I would love to see some concrete recommendations from NIH where it comes to Key Biological Resources. Unlike in physics or chemistry, work with antibodies and cell lines is more of an art. The manufacturers do not give the concentration of the product in their material data sheets, and even if they did, it might not matter because the binding of the antibody to the protein varies by so many orders of magnitude that it may make concentration of reagent relatively irrelevant. The problem here is huge, $1B per year is the estimated waste on just reagents (see Bradbury)! http://www.nature.com/news/reproducibility-standardize-antibodies-used-in-research-1.16827
Cell lines are alive and HeLa cells have been shown to take over every other cell line, eventually, so all you have to do is have that undergrad stomp through the lab once and suddenly you no longer know what you are working on!
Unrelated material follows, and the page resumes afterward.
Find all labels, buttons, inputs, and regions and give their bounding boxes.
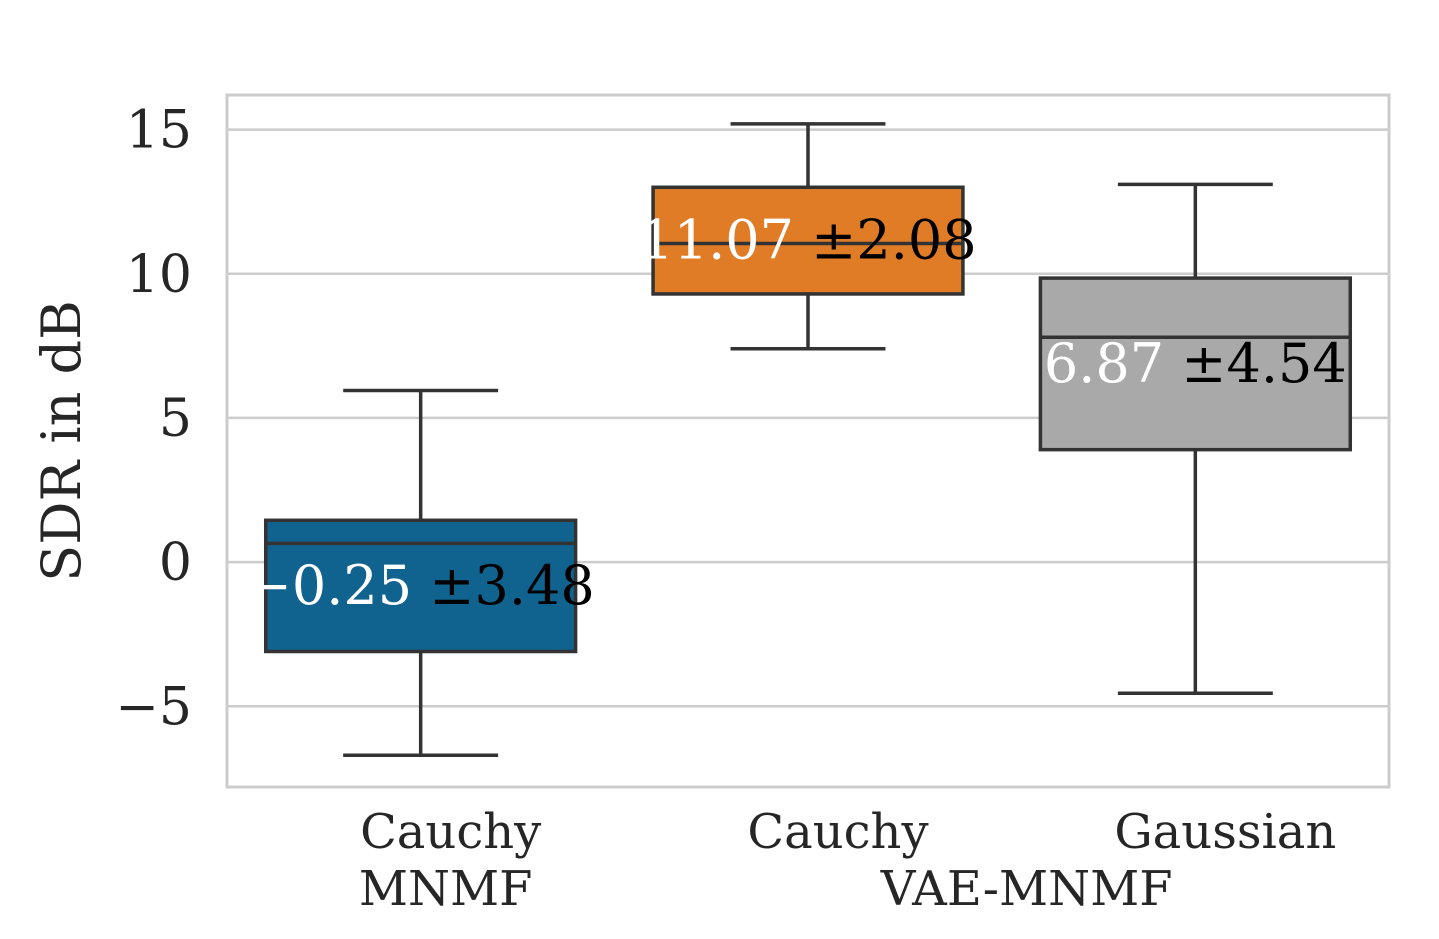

http://www.nature.com/news/announcement-time-to-tackle-cells-mistaken-identity-1.17316
The third problem, and one that is addressable easily, is that our reporting of these resources which most often looks like this: NeuN monoclonal antibody from Sigma (in some city), but looking at the Sigma online catalog shows that there are many antibody products that match this description. The answer to which antibody / mouse / cell line did you buy should not need to involve the author of the paper pulling out his or her notes! http://www.nature.com/news/researchers-argue-for-standard-format-to-cite-lab-resources-1.17652
All published papers should contain RRIDs, research resource identifiers, which track research resources and can be used to aggregate papers based on the resource used.
We’re very aware of these challenges, and we and others in the scientific community are continuing to work on them in multiple ways. Since I wrote this post, there have been a number of developments, including:
* An NIH-sponsored workshop on reproducibility in cell culture studies (Videocast Day 1 | Day 2).
* A new funding opportunity announcement to support the development of novel and cost-effective tools for cell line authentication.
* A series of blog posts from NIH Deputy Director for Extramural Research Mike Lauer: Updates on Addressing Rigor in Your NIH Applications; Scientific Premise in NIH Grant Applications, Scientific Rigor in NIH Grant Applications, Consideration of Relevant Biological Variables in NIH Grant Applications, and Authentication of Key Biological and/or Chemical Resources in NIH Grant Applications (see also related FAQs).
* Awards to graduate training programs to support the development of experimental design and other curricula to enhance reproducibility.